Now, in celebration of the week-long, once-in-a-decade rite of Apert, the fraas and suurs prepare to venture beyond the concent’s gates—at the same time opening them wide to welcome the curious “extras” in. During his first Apert as a fraa, Erasmas eagerly anticipates reconnecting with the landmarks and family he hasn’t seen since he was “collected.” But before the week is out, both the existence he abandoned and the one he embraced will stand poised on the brink of cataclysmic change.
Powerful unforeseen forces jeopardize the peaceful stability of mathic life and the established ennui of the Extramuros—a threat that only an unsteady alliance of saecular and avout can oppose—as, one by one, Erasmas and his colleagues, teachers, and friends are summoned forth from the safety of the concent in hopes of warding off global disaster. Suddenly burdened with a staggering responsibility, Erasmas finds himself a major player in a drama that will determine the future of his world—as he sets out on an extraordinary odyssey that will carry him to the most dangerous, inhospitable corners of the planet . . . and beyond.”

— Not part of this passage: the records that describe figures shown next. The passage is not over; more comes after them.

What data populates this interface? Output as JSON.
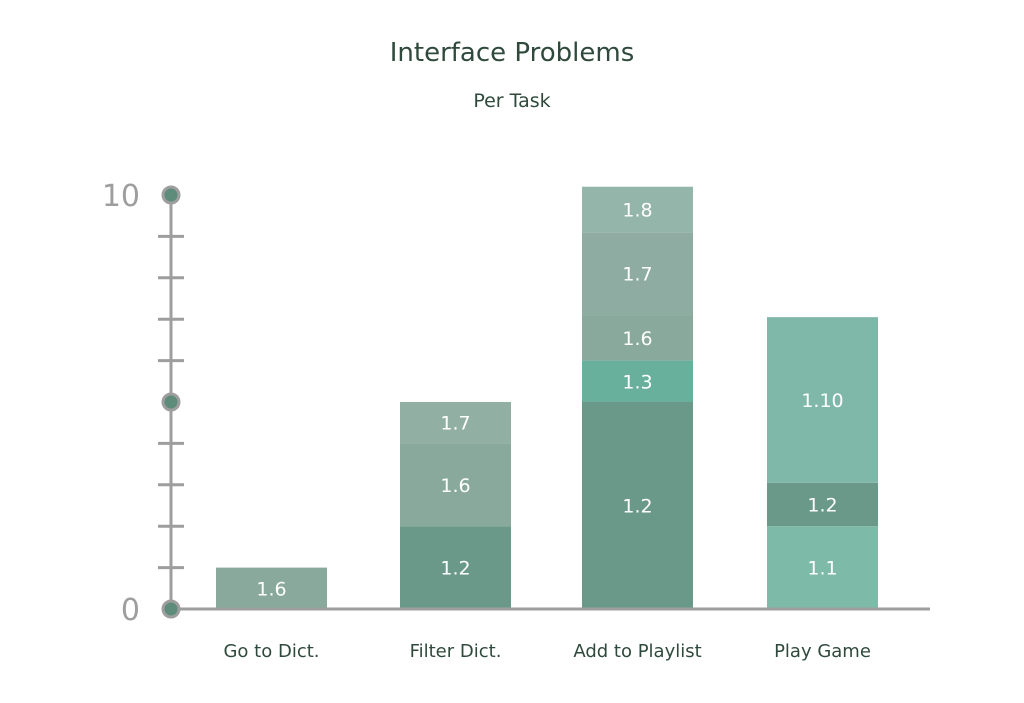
{
  "chart_data": {
    "type": "bar",
    "stacked": true,
    "title": "Interface Problems",
    "subtitle": "Per Task",
    "xlabel": "",
    "ylabel": "",
    "ylim": [
      0,
      10
    ],
    "ytick_labels": [
      "0",
      "10"
    ],
    "ymajor_ticks": [
      0,
      5,
      10
    ],
    "categories": [
      "Go to Dict.",
      "Filter Dict.",
      "Add to Playlist",
      "Play Game"
    ],
    "stacks": [
      {
        "category": "Go to Dict.",
        "segments": [
          {
            "label": "1.6",
            "value": 1,
            "color": "#88a99c"
          }
        ]
      },
      {
        "category": "Filter Dict.",
        "segments": [
          {
            "label": "1.2",
            "value": 2,
            "color": "#6a998a"
          },
          {
            "label": "1.6",
            "value": 2,
            "color": "#88a99c"
          },
          {
            "label": "1.7",
            "value": 1,
            "color": "#92afa4"
          }
        ]
      },
      {
        "category": "Add to Playlist",
        "segments": [
          {
            "label": "1.2",
            "value": 5,
            "color": "#6a998a"
          },
          {
            "label": "1.3",
            "value": 1,
            "color": "#68b09b"
          },
          {
            "label": "1.6",
            "value": 1.1,
            "color": "#88a99c"
          },
          {
            "label": "1.7",
            "value": 2,
            "color": "#8eaca1"
          },
          {
            "label": "1.8",
            "value": 1.1,
            "color": "#94b5a9"
          }
        ]
      },
      {
        "category": "Play Game",
        "segments": [
          {
            "label": "1.1",
            "value": 2,
            "color": "#7ebaa8"
          },
          {
            "label": "1.2",
            "value": 1.05,
            "color": "#6a998a"
          },
          {
            "label": "1.10",
            "value": 4,
            "color": "#7fb8a8"
          }
        ]
      }
    ],
    "grid": false,
    "legend": "none"
  },
  "colors": {
    "axis": "#9e9e9e",
    "marker": "#5e8c7b",
    "title": "#2f4a3c"
  }
}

Ask Neal Stephenson questions about Anathem: A Boing Boing article that says: “For a limited time only, fans have the chance to ask Neal Stephenson questions about his upcoming novel ANATHEM (though, of course, he may or may not answer…). Questions and answers will be on an online video that will be released before ANATHEM goes on-sale September 9, 2008.” It links to this blog for Eos Books, the sci-fi imprint of HarperCollins.